Loss Scaling on NPU
Objective
In mixed precision computing, the narrower dynamic range of float16 leads to floating-point overflow/underflow during gradient calculation as well as parameter update failure. Loss scaling can prevent the divergence during mixed precision training.
Loss scaling refers to multiplying the resultant loss in the forward pass by a loss scaling factor S prior to backpropagation, to avoid gradient values from becoming unrepresentable in float16. After the parameter gradient aggregation and before the optimizer updates the parameter, the aggregated parameter gradient value is divided by the loss scaling factor S.
Dynamic loss scaling checks the gradient floating-point exceptions during training and selects the loss scaling factor S adaptively with the gradient change in the training process.
In practice, as floating-point computing on Ascend AI Processor is different from that on the GPU or CPU, floating-point exception detection may show different results. As such, you need to properly configure loss scaling on the NPU.
Procedure
- Follow Using Loss Scaling to modify manually ported scripts.

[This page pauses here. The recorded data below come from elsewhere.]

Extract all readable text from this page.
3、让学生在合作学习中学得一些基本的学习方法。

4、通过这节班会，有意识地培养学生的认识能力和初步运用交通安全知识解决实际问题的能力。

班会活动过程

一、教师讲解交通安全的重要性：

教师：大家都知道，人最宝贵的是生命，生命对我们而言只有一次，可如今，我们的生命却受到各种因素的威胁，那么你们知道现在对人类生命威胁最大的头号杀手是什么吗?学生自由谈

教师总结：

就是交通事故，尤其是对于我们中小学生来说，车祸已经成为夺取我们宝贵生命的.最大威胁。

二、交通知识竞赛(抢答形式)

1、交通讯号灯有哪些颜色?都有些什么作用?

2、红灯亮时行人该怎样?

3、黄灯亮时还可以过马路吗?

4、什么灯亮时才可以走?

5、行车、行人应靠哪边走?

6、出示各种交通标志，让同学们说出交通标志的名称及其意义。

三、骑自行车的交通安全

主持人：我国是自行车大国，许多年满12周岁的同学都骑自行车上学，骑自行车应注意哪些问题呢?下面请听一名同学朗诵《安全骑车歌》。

- If scripts are ported by the tool, the tool has ported related APIs by default.
- You may need to modify LossScaleManager parameters, as the NPU differs from the GPU in mixed precision computing. Modify the loss scaling parameters, if accuracy loss occurs as underflow is detected on too many iterations proceeding with default loss scaling parameters. This helps reduce floating-point exceptions. Modification method: Print the loss scaling value by following Printing the Loss Scaling Value, check the number of times overflow/underflow occurs based on the said value, and then adjust LossScaleManager parameters.
- If the step where the loss scaling overflow (or underflow) occurs needs to be discarded after loss scaling is enabled, follow the procedure described in Updating the Global Step.